We have posted on this blog about feedback this year already, but I have been thinking a lot lately about what counts as useful feedback and what kinds of feedback constrain rather than enable a writer’s further engagement with their own writing. So, I thought a less ‘academic’ take on feedback might be useful.
I am a student, too, as readers of this blog will know, so I am currently getting and reading and working with a lot of feedback from my supervisor, and while some of the comments are tough because of all the extra thinking they ask me to do, all of them are actually helpful. But more than that, they encourage me to go deeper in terms of my engagement with and thinking about my own writing. They ask me to rethink things I have written; to question connections between parts of the text that I may have said are there but are not clear to the reader; to make links clearer and to edit out repetitive or vague comments that add little to my text or make it less coherent. They ask me to think, and to question and to challenge myself as a writer to grow and learn from errors and missteps. This kind of feedback, I think, is ideal. Writers only become more capable and more confident as they write, and they need to know what their readers think, and where the writing makes sense and where it does not. Further, if there are errors and missteps they need advice on how to correct these and get the writing onto the right path.

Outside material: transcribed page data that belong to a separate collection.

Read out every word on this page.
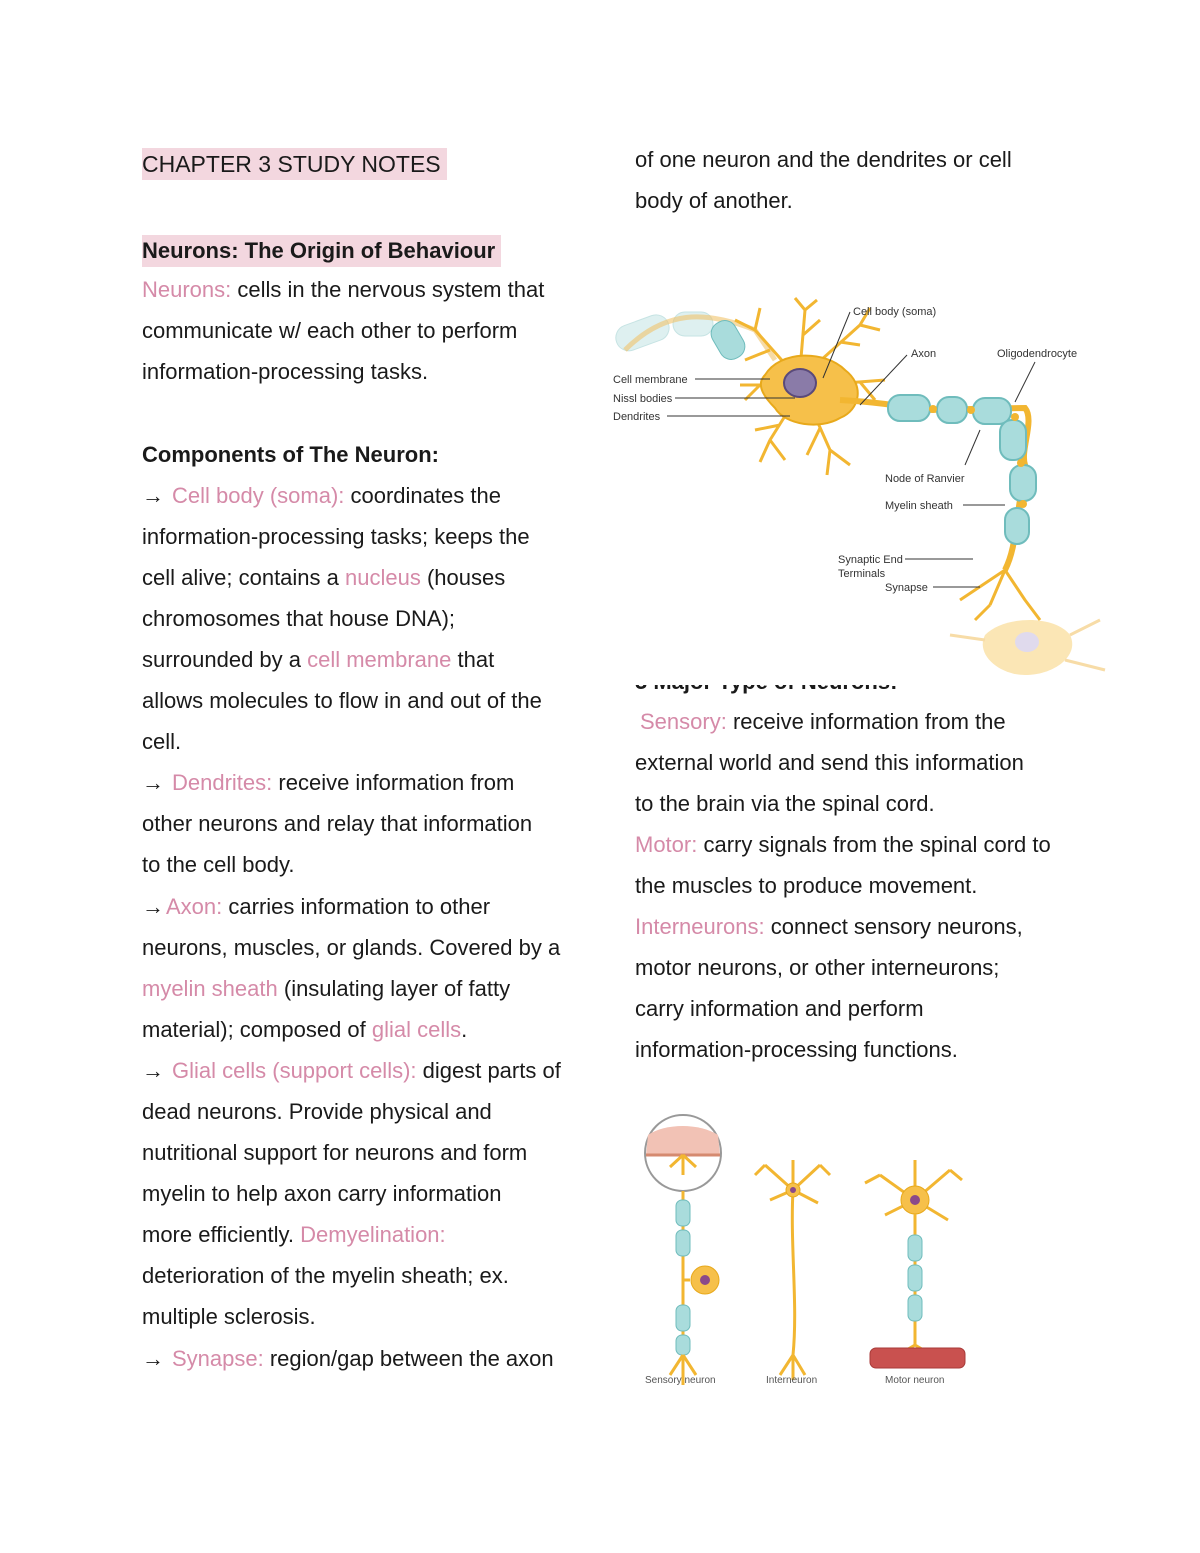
CHAPTER 3 STUDY NOTES
Neurons: The Origin of Behaviour
Neurons: cells in the nervous system that
communicate w/ each other to perform
information-processing tasks.
Components of The Neuron:
→ Cell body (soma): coordinates the
information-processing tasks; keeps the
cell alive; contains a nucleus (houses
chromosomes that house DNA);
surrounded by a cell membrane that
allows molecules to flow in and out of the
cell.
→ Dendrites: receive information from
other neurons and relay that information
to the cell body.
→Axon: carries information to other
neurons, muscles, or glands. Covered by a
myelin sheath (insulating layer of fatty
material); composed of glial cells.
→ Glial cells (support cells): digest parts of
dead neurons. Provide physical and
nutritional support for neurons and form
myelin to help axon carry information
more efficiently. Demyelination:
deterioration of the myelin sheath; ex.
multiple sclerosis.
→ Synapse: region/gap between the axon
of one neuron and the dendrites or cell
body of another.
Sensory: receive information from the
external world and send this information
to the brain via the spinal cord.
Motor: carry signals from the spinal cord to
the muscles to produce movement.
Interneurons: connect sensory neurons,
motor neurons, or other interneurons;
carry information and perform
information-processing functions.
Cell body (soma)
Axon	Oligodendrocyte
Cell membrane
Nissl bodies
Dendrites
Node of Ranvier
Myelin sheath
Synaptic End
Terminals
Synapse
Sensory neuron	Interneuron	Motor neuron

Feedback, then, needs to do two things: encourage further engagement between the writer and their writing, and offer useful advice on how to make that engagement constructive. Feedback that just tells you things are wrong, or vague or irrelevant is at best unhelpful and at worst demotivating, especially when no advice is given on what you could do differently to meet the reader or marker’s standards. It discourages students from doing more thinking, and reading and writing. It constrains further learning and growth. But this constructive, helpful and engaging feedback is not easy to give, and it can take time. It requires the reader to read carefully, and to step into the role of a critical friend, rather than just an assessor. The reader needs to think about what the writer has tried to achieve, and comment both on what has worked well, and also what has not. Rather than simply pointing out mistakes the reader needs to engage the writer, asking questions that will guide their thinking (‘could this paragraph make more sense if it came before the previous one rather than after? Think about the ideas you are linking together here’). The reader needs to offer advice that gives the writer choices (‘I would cut this section out because you have made this point already in the first part of the chapter. Maybe you could blend the best pieces of each section together to make one strong section earlier on’). The reader needs to encourage the writer realistically, so that hey know where they are in terms of the standards set and also what they still need to do to reach them (‘This is a good start, and the introduction and conclusion are well-written. However, parts of your argument are not well supported by evidence from the readings, so you will need to revise these, supporting your claims with relevant information where needed’).
The reality, often, is that when we hand in a piece of work we really want to be finished with it because we always have something else to move on to. Feedback, however, and the revisions that it asks for, are a necessary part of writing, whether you are writing an essay, a thesis or a novel. Mediating feedback by talking to students about it and explaining your own thinking as their reader is one way of foregrounding the role feedback plays in the writing process, and the fact that writing is a process and not just a product. Making time and finding creative ways of giving this kind of feedback can pay dividends in getting students, slowly, to learn how to read feedback, think about it and revise their writing. There are many different ‘tools’ you can use, like getting students to work out assignment criteria with you and give guided peer feedback, or getting students to submit essays on Google Drive and doing oral feedback as you read their essays. Whatever the tool, and however much feedback you give or however often, a guiding principle should be that it gets the writer to a next step in their writing process, and facilitates their own further engagement with their writing.